Когда ужин близился к завершению, он поднялся, якобы для того, чтобы подложить дров в печку, и как-то исхитрился шепнуть ей, что после ужина будет ждать ее на сеновале, но женщина ничем не выразила своего согласия. И он похолодел, обомлел, куска хлеба, глотка вина не мог более проглотить, отказывался. И смотрел во все глаза: Душану Казанове она улыбалась ласковее, чем ему, этому обольстителю, самому красивому парню в Студенческом батальоне. Едва они вошли в комнату, как этот тип, который в Скопле обольщал барынь-патриоток, пользуясь именем своего отца, известного министра, уставился на молодуху. Выходил за ней в кухню, дескать, проверить, как просыхают шинели. У Данило от ревности, обиды, горя померкло в глазах. Он попытался встать и пойти следом, но Бора Валет больно стукнул его по ноге, и Данило в совершенном отчаянии опустился обратно на лавку. Душан Казанова не возвращался. А молодуха за чем-то вошла и тут же стремительно метнулась обратно. Крестьянка, а какова курва. Невероятно!
Кто знает, через сколько часов вернулся Душан, улыбающийся, ликующий. Данило хотелось перед всеми надавать ему пощечин, и ей надавать пощечин, и сегодня же попасть туда, где грохочут орудия. Он не слышал больше, о чем шел разговор, не пил и не ел. И не хотел, не мог скрывать свою обиду и муку; сейчас не было для него несчастья горше, чем пребывание молодки и Душана в сенях. Неужели эта деревенская баба обманет, добьет его накануне ухода в бой, накануне гибели? Неминуемой гибели. Чем заслужил он именно сегодня такую боль, такую несправедливость судьбы? Он больше не смотрел в ее сторону. Когда все уснут, он потихоньку выберется и зашагает прямо на фронт, через горы, сам по себе, так же, как ушел из дому, тайком от матери, братьев и сестер, боясь, как бы не разрыдаться при прощании. С отцом в экипаже до Румы, а дальше пешком ночью к Саве. Сегодня же он перейдет через горы, отцепит свои звездочки, чтобы затеряться среди солдат, и сложит голову рядовым, таким же безвестным, каким пришел отдать жизнь за Сербию. Бора то и дело пинал его носком ботинка под столом, напоминая, чтобы он вел себя «серьезно».

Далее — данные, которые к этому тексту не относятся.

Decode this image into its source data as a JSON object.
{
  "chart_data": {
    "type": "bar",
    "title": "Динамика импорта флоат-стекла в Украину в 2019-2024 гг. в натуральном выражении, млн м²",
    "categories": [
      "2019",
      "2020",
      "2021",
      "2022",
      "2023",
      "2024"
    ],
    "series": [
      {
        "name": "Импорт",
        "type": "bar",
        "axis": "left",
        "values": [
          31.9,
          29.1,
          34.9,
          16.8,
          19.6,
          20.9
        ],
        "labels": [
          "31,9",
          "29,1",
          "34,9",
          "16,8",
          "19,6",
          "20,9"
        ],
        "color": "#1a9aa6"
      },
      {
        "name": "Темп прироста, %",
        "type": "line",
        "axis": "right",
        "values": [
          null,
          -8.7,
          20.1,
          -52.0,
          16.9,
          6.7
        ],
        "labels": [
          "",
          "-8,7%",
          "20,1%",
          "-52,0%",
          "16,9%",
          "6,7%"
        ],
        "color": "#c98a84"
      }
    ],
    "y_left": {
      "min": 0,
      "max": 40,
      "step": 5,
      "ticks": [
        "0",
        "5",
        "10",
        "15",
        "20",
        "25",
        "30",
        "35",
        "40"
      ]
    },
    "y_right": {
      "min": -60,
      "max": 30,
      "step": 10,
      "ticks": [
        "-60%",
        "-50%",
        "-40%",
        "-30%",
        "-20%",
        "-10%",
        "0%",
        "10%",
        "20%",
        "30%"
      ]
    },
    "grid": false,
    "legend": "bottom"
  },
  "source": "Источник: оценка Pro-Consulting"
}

Тричко Македонец завел песню, Душан Казанова и Саша Молекула подхватили, а он страдал, подавляя желание выскочить вон и как есть, без шинели, убежать в темноту, в горы. Бора Валет что-то ехидно шептал. Хозяин интересовался, откуда они, а Данило не хотел отвечать. Вместо него это делал Бора, подчеркивая, что он учился в Пеште. Нет, надо немедленно бежать отсюда — песня Душана была невыносима.